Retire To Ecuador On US$1,200 A Month Or Less

“My husband and I are interested in Ecuador. I believe we have sufficient income.

“My husband receives approximately US$3,000 in VA benefits. In nine years, he will start receiving his military pension and, as we are both basically 50, hopefully Social Security would start after that.

“In addition, I have a 401(k) and a small pension of US$300 a month from a former employer.

“We have read your suggestions, and we intend to rent and not buy. That way we can move if we need to.

“My question is to do with my ‘stuff.’ I want to take it with me. Not everything, but the pieces that I have accumulated over the years and that make a house a home. Most places seem to come furnished. How do you handle that? Do you simply tell them that you want the stuff moved out or will we need to move it into some form of storage ourselves?

“I also would like to know, when you say you can live there for US$1,200 a month, what areas are you talking about? We would prefer to live in one of the coastal areas, as opposed to the mountains. It doesn’t have to be the largest city or even very cosmopolitan. We just want to live near the beach in a somewhat small town. Are the costs of living there more prohibitive?”

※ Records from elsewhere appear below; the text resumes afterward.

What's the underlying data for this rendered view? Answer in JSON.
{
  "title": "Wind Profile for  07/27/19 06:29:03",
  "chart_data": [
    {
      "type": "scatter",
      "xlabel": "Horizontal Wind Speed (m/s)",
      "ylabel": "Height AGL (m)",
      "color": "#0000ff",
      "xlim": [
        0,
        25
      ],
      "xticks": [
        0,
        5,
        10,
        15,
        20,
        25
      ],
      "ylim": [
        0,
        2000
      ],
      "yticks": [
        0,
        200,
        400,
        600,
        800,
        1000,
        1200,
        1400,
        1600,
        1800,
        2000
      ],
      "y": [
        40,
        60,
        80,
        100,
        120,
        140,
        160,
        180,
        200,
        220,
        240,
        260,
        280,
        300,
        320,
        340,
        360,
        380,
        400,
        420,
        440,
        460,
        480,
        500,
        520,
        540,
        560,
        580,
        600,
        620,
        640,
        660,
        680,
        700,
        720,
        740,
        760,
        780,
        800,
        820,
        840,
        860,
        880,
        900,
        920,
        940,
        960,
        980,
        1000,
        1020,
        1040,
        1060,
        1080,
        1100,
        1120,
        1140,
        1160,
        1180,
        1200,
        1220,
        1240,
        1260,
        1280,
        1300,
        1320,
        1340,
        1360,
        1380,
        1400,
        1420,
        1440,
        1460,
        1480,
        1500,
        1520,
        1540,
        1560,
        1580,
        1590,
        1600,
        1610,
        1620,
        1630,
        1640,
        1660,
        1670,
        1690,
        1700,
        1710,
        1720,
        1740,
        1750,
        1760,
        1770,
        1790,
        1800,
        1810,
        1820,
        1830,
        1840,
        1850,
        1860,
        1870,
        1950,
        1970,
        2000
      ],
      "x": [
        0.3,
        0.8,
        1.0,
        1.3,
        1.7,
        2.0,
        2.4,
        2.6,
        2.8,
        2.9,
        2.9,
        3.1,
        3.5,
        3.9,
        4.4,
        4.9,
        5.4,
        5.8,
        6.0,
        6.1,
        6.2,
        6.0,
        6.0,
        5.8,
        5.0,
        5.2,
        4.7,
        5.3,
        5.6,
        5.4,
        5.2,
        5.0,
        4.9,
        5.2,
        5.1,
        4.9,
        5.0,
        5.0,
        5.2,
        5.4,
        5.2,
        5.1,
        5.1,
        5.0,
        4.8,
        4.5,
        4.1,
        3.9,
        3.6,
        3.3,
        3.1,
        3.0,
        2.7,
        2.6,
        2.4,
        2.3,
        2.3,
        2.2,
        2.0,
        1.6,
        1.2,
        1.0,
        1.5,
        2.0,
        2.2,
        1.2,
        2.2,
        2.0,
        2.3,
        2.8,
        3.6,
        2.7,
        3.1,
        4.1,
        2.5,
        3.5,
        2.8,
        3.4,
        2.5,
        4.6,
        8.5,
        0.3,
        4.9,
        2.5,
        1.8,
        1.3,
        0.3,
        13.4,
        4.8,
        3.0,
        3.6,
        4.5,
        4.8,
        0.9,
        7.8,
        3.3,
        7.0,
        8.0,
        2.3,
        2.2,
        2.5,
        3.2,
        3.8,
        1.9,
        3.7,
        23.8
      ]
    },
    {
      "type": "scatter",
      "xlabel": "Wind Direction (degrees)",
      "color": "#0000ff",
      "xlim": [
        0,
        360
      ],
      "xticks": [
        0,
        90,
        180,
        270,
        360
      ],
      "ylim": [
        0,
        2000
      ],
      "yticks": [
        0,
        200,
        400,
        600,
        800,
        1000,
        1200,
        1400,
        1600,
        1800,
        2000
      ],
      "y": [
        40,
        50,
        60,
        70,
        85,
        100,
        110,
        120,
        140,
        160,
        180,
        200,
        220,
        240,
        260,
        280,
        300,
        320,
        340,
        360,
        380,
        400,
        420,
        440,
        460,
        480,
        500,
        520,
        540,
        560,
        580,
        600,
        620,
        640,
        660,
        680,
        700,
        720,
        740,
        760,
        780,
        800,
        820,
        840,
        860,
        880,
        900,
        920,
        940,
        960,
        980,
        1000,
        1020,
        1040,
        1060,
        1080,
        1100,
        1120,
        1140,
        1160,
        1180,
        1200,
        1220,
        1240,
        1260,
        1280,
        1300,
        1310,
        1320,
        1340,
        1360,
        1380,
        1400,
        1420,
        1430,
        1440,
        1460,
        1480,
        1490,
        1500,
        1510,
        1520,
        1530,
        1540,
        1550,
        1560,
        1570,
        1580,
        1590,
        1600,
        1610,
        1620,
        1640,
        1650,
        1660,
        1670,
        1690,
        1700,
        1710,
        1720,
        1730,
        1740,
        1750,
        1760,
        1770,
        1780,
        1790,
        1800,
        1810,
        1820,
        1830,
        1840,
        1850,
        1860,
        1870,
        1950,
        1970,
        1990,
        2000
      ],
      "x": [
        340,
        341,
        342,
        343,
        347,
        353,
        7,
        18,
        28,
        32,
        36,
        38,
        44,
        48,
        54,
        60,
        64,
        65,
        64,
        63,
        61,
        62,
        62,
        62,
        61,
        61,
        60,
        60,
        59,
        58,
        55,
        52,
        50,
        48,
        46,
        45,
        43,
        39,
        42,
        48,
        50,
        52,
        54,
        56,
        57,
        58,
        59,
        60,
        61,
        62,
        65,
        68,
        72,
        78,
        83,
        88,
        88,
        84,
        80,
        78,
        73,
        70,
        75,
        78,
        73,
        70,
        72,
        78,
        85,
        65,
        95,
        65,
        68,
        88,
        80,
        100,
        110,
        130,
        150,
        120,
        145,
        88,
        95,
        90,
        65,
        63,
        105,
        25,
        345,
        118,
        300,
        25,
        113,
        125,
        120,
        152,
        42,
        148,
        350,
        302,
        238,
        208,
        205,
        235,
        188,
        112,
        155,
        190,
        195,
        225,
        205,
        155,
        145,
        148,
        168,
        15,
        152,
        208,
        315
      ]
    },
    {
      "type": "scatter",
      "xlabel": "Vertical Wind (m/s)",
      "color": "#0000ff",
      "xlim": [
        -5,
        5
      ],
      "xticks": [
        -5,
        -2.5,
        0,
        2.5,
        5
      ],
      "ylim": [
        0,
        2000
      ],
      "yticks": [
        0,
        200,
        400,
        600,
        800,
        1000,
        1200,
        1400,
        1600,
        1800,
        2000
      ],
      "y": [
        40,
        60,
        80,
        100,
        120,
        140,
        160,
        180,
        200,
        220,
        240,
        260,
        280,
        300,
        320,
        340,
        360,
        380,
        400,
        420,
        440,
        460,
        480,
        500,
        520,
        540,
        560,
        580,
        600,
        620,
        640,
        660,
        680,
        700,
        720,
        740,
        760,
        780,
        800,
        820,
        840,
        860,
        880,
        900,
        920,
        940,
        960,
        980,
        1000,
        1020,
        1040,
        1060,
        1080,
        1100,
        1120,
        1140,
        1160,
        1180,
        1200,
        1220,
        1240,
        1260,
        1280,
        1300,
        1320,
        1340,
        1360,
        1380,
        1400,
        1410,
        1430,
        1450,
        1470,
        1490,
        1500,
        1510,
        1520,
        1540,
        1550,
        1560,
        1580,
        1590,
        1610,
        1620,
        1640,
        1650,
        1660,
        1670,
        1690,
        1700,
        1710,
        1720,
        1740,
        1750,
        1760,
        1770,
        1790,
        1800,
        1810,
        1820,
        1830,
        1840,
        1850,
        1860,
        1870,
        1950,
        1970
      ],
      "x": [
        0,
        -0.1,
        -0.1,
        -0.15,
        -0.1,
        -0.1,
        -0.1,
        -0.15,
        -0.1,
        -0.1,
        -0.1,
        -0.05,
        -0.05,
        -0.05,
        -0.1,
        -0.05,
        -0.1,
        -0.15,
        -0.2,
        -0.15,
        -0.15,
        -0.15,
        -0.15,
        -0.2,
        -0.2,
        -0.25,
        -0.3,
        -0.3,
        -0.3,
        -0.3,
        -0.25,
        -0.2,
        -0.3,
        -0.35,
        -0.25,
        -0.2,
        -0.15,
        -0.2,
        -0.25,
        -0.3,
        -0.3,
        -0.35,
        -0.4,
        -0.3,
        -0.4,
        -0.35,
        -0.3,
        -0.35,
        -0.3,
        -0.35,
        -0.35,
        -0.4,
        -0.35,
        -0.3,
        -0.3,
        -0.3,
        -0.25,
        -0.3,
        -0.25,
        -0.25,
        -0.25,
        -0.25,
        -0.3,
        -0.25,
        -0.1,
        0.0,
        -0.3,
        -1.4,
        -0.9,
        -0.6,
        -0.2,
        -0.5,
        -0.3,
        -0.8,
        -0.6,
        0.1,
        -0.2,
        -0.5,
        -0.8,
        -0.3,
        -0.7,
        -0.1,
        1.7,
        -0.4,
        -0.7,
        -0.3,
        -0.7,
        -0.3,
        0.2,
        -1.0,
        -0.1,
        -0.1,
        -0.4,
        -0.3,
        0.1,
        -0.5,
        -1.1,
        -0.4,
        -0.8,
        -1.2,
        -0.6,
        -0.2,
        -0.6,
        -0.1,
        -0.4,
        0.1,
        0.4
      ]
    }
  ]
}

— Connie C., United States

You are in an enviable position, dear reader. On the retirement budget you describe, frankly, you could retire almost anywhere in the world. In Ecuador, you’ll live like a king and queen.

As you say, Latin America Editor Christian MacDonald’s detailed budget for colonial Cuenca shows that you could live in this city for about US$1,250 a month if you rent your home. Yes, you could use roughly the same budget for planning a retirement on this country’s coast.

Christian’s budget is for basic living expenses. It includes an amount for entertainment…but you could spend more, of course. And it doesn’t include household help or international travel, for example. However, again, on your retirement budget, dear reader, these things would be super-affordable.

Regarding your stuff…I understand. By all means, bring it with you if it’ll make your retirement home overseas feel more like home. Typically, short-term rentals come furnished. Long-term apartments and houses are usually rented unfurnished. If, though, you find a place that you like that’s furnished…yes, you can ask the owner if he can remove the furniture you don’t want or need.